In 2005, journalism student Dana Lerner visited the bar and wrote in detail about it, including its colorful history:
"According to Reisdorff, the building used to be a 'sleaze joint,' or a house of prostitution, in the early 40s. The windows in the back of the bar were covered and blocked off so that women could perform sex acts. Reisdorff described the women as having puffed-out hair, high heels and wearing little clothing as they walked past the windows to 'market' themselves to customers... Reisdorff believed the establishment to be a German restaurant in the 1920s and an Italian restaurant called The 7 Wagner Bar until he took ownership. He declined to give the name of the owner before him, because he 'was not a good man' and shot and killed a customer who was sleeping with his girlfriend. However, he was not alive long after the shooting. The brother of the deceased customer gunned down the owner right outside his bar in the late sixties. After the owner was killed, the business went bankrupt."
Under Kenn and his brother Bob, the bar became an artists' hangout--De Kooning, Oldenburg, Haring, to name a few. Said Kenn to Lerner, “I opened up for the artist community, and lived here long before the Soho we know. My customers were all kinds of artists, from sculptors and painters, to what I call pretenders."

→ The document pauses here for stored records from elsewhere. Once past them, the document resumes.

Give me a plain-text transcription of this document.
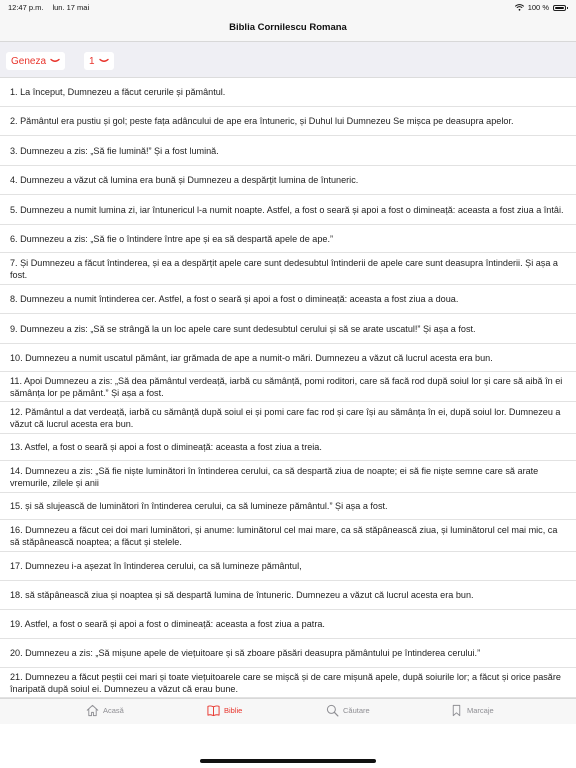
12:47 p.m. lun. 17 mai	100 %
Biblia Cornilescu Romana
Geneza	1
1. La început, Dumnezeu a făcut cerurile și pământul.
2. Pământul era pustiu și gol; peste fața adâncului de ape era întuneric, și Duhul lui Dumnezeu Se mișca pe deasupra apelor.
3. Dumnezeu a zis: „Să fie lumină!” Și a fost lumină.
4. Dumnezeu a văzut că lumina era bună și Dumnezeu a despărțit lumina de întuneric.
5. Dumnezeu a numit lumina zi, iar întunericul l-a numit noapte. Astfel, a fost o seară și apoi a fost o dimineață: aceasta a fost ziua a întâi.
6. Dumnezeu a zis: „Să fie o întindere între ape și ea să despartă apele de ape.”
7. Și Dumnezeu a făcut întinderea, și ea a despărțit apele care sunt dedesubtul întinderii de apele care sunt deasupra întinderii. Și așa a fost.
8. Dumnezeu a numit întinderea cer. Astfel, a fost o seară și apoi a fost o dimineață: aceasta a fost ziua a doua.
9. Dumnezeu a zis: „Să se strângă la un loc apele care sunt dedesubtul cerului și să se arate uscatul!” Și așa a fost.
10. Dumnezeu a numit uscatul pământ, iar grămada de ape a numit-o mări. Dumnezeu a văzut că lucrul acesta era bun.
11. Apoi Dumnezeu a zis: „Să dea pământul verdeață, iarbă cu sămânță, pomi roditori, care să facă rod după soiul lor și care să aibă în ei sămânța lor pe pământ.” Și așa a fost.
12. Pământul a dat verdeață, iarbă cu sămânță după soiul ei și pomi care fac rod și care își au sămânța în ei, după soiul lor. Dumnezeu a văzut că lucrul acesta era bun.
13. Astfel, a fost o seară și apoi a fost o dimineață: aceasta a fost ziua a treia.
14. Dumnezeu a zis: „Să fie niște luminători în întinderea cerului, ca să despartă ziua de noapte; ei să fie niște semne care să arate vremurile, zilele și anii
15. și să slujească de luminători în întinderea cerului, ca să lumineze pământul.” Și așa a fost.
16. Dumnezeu a făcut cei doi mari luminători, și anume: luminătorul cel mai mare, ca să stăpânească ziua, și luminătorul cel mai mic, ca să stăpânească noaptea; a făcut și stelele.
17. Dumnezeu i-a așezat în întinderea cerului, ca să lumineze pământul,
18. să stăpânească ziua și noaptea și să despartă lumina de întuneric. Dumnezeu a văzut că lucrul acesta era bun.
19. Astfel, a fost o seară și apoi a fost o dimineață: aceasta a fost ziua a patra.
20. Dumnezeu a zis: „Să mișune apele de viețuitoare și să zboare păsări deasupra pământului pe întinderea cerului.”
21. Dumnezeu a făcut peștii cei mari și toate viețuitoarele care se mișcă și de care mișună apele, după soiurile lor; a făcut și orice pasăre înaripată după soiul ei. Dumnezeu a văzut că erau bune.
Acasă	Biblie	Căutare	Marcaje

As the neighborhood changed and became more upscale, as the galleries moved out to Chelsea and other parts of town, the artists vanished. But remnants of their presence remain, here and there, throughout the bar. And, yes, the delicious burgers are still served in pita bread.
What happens next for this long-time survivor is anyone's guess. Soho Memory Project wrote of the place a couple years ago, saying, "the day I turn the corner onto West Broadway and find that Bob and Kenn’s has been taken over by TGI Friday’s, I’m outta here."